Great Moments in TV Music History: Frank Zappa on The Dick Cavett Show

Those of a certain age remember back when television options were limited; it was always a treat to see live music pouring out of the TV. At first, there were lots of lip-sync shows such as Where the Action Is, and Shindig and Hullabaloo! seemed like a mixture of live and lip-synced performances.
By 1967-1968, there were more opportunities for real live music from artists who were changing the face of music, such as The Smothers Brothers Show and The Dick Cavett Show as well as the various late-night programs.

Special performances are the ones that grabbed you by the lapels and wouldn’t let you go; they are burned forever into the brain.

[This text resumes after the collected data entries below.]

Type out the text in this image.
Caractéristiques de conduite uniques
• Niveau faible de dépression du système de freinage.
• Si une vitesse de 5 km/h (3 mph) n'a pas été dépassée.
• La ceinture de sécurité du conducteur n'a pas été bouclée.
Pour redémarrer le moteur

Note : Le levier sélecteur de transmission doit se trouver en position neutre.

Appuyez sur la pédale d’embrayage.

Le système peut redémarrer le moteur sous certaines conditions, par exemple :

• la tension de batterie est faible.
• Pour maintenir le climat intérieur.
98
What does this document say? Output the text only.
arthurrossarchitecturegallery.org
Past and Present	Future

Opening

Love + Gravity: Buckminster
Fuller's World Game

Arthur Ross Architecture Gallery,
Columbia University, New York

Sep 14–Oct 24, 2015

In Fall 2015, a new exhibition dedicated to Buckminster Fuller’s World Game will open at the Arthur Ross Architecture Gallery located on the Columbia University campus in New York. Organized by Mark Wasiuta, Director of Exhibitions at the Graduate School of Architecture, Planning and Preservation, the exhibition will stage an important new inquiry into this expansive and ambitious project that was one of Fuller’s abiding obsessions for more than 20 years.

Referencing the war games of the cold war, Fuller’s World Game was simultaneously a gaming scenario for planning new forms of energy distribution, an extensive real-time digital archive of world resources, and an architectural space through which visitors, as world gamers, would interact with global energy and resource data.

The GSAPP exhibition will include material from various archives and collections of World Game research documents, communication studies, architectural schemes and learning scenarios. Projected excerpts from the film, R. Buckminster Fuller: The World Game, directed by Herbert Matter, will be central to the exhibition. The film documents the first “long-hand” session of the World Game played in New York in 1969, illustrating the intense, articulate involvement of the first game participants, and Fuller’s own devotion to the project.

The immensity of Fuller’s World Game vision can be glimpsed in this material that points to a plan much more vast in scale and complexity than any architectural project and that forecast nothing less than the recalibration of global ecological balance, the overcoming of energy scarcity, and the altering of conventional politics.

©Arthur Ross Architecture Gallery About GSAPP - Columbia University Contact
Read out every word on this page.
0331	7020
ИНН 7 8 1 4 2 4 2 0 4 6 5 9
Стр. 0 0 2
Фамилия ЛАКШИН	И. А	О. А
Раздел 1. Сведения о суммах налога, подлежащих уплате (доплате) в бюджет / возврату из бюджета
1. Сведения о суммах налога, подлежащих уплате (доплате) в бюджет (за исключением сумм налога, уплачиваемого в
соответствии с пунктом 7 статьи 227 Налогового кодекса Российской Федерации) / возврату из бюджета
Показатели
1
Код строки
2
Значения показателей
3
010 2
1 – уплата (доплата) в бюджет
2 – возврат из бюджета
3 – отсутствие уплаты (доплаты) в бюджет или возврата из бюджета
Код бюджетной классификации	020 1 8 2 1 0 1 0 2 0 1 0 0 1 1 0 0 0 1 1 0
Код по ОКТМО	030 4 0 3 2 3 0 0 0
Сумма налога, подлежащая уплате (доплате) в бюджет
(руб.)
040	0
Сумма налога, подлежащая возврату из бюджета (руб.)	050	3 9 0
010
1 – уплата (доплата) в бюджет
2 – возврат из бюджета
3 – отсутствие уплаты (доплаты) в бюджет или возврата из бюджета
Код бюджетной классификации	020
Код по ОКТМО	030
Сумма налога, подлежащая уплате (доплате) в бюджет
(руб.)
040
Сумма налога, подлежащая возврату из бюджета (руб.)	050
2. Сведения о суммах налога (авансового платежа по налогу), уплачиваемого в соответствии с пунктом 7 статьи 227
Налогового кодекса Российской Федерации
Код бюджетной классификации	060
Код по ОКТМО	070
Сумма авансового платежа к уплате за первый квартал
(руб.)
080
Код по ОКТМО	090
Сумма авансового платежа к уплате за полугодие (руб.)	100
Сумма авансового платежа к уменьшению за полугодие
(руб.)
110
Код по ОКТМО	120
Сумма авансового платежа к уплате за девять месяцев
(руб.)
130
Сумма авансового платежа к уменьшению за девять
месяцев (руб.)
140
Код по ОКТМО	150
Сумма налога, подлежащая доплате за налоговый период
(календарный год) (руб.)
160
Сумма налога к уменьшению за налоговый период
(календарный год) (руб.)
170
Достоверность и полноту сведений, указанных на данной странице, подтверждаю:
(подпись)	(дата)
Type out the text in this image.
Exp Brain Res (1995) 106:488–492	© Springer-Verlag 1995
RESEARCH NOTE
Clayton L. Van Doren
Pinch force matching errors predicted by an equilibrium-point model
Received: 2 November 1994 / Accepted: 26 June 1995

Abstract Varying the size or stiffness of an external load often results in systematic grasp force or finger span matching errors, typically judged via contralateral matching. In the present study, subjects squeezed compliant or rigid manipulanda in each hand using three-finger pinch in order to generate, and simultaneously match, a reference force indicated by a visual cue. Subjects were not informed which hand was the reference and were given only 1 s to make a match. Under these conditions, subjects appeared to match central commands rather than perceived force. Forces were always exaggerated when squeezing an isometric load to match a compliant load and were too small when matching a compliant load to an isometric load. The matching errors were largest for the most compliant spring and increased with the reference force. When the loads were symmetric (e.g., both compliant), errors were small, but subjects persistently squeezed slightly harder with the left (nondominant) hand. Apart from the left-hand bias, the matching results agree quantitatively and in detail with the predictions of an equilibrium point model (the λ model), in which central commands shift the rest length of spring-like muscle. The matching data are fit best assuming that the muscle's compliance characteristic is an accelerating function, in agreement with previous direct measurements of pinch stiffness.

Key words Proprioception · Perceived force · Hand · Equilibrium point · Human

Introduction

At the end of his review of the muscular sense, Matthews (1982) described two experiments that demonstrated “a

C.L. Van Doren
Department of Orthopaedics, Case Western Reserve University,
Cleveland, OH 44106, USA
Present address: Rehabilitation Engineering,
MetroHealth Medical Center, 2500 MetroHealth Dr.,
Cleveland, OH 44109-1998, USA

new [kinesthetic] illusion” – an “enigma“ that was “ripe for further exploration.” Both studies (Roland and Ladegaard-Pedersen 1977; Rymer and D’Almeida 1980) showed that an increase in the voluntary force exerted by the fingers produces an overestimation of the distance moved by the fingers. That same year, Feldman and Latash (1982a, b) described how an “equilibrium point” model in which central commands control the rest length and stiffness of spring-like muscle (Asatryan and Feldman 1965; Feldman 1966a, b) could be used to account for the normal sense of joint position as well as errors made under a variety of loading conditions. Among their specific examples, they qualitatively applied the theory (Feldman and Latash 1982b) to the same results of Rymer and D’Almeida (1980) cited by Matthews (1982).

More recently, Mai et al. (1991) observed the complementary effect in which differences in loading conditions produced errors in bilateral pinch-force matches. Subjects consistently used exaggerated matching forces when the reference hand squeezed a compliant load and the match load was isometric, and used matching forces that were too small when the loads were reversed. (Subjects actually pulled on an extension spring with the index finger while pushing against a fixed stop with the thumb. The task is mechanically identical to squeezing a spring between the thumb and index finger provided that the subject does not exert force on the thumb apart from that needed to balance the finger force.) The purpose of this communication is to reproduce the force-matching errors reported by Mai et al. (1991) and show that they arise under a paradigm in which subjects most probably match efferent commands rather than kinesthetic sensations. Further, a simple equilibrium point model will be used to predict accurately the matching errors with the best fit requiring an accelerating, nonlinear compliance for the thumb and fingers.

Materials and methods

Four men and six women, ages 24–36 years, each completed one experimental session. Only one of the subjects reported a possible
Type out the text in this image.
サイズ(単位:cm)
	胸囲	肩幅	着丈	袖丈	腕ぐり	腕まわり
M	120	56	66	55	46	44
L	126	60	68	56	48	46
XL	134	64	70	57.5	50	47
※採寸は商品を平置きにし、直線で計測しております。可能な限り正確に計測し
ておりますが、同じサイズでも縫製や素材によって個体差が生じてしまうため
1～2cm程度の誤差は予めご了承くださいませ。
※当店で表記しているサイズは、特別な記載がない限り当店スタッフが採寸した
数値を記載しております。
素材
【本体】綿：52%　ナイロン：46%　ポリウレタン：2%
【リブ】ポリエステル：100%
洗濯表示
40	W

Frank Zappa had put together a new band late in 1970 that featured Aynsley Dunbar (drums), George Duke (keyboards), Ian Underwood (reeds), Jeff Simmons (bass, rhythm guitar), and Jim Pons (bass), who had been with The Turtles. On vocals were two more Turtles, initially identified as The Phlorescent Leech and Eddie; they were Mark Volman and Howard Kaylan, two men with incredible pipes.

Frank Zappa with The Phlorescent Leech and Eddie

Most people are familiar with their comedy material on the two albums from that band issued in the ’70s: Fillmore East — June 1971 and Just Another Band from L.A. This is the band featured on most of Chunga’s Revenge, and they are stars in that hit movie 200 Motels (well, I love it). The 1992 album Playground Psychotics also features them, but the best example of what this band could do appears on Carnegie Hall 10.11.11, released 40 years after that show (the one my fraternity brothers DIDN’T take me to 10.11.71, even though it’s probably my own fault).

The band at this point included Don Preston (keyboards), Zappa, Dunbar, Pons, Underwood, Volman, and Kaylan. They had just finished their U.S. tour October 24 and were preparing to head to Europe for shows in November and December, including the infamous “Smoke on the Water” show at Montreux.

They appeared on The Dick Cavett Show on November 12, 1971. The clip included here is audio only (with the exception of a clip from 200 Motels). After some crowd noise, Zappa and The Mothers (as they were being billed at the time) performed “Sofa” (0:16-3:36), with an “Eddie, Are You Kidding Me?” coda. That song is sung in German, of course. As a side note, I had noted several years ago:

In 1971, The Mothers featured Flo and Eddie. They performed a routine similar to “The Groupie Routine” and “Billy the Mountain” called “Geff Mij Wat Vloer Bedekking Onder Deze Vette Zwevende Sofa (Gimme Some Floor Covering Under This Fat Floating Sofa).” The version on the bootleg album Poot Face Boogie notes that: “There is a piece of music on this album about God, his girlfriend, their pig, and the home movie they are making on a favourite sofa.”

Cavett asks Zappa about the lyrics, at which point Zappa whips out a sheet of lyrics and hands it to Cavett to read, which he does. Cavett then asks about Zappa not being on television “much,” which leads to a general discussion about censorship.

Cavett then points out that Zappa is 30 (would turn 31 December 21st) and that John Lennon is, too. He asks if they have met, and Zappa tells the story of the meeting and eventual jam at Fillmore East during the closing week (the encore of the Fillmore East — June 1971 show).

Next they talk about 200 Motels and why Ringo Starr is in it. Zappa explains, and then they play a clip of the movie with Ringo as Larry the Dwarf. The creator of this audio/video astutely inserts that actual clip, featuring Zappa’s brilliant and biting take on the music industry as delivered by Larry (11:00-13:18).

The band then returns for one of their best songs, a recreation of “Who Are the Brain Police?” featuring Volman and Kaylan and a fine guitar solo from Zappa (14:38-19:44).

I was fortunate to catch this one live at the fraternity house with those same guys who didn’t drag me to Carnegie Hall with them. My first Zappa shows would be the Grand Wazoo 20-piece orchestra 09.23.72 at The Felt Forum and then Halloween at The Capitol in Passaic (the first Halloween show since 1967 and the jump-start of the Halloween tradition).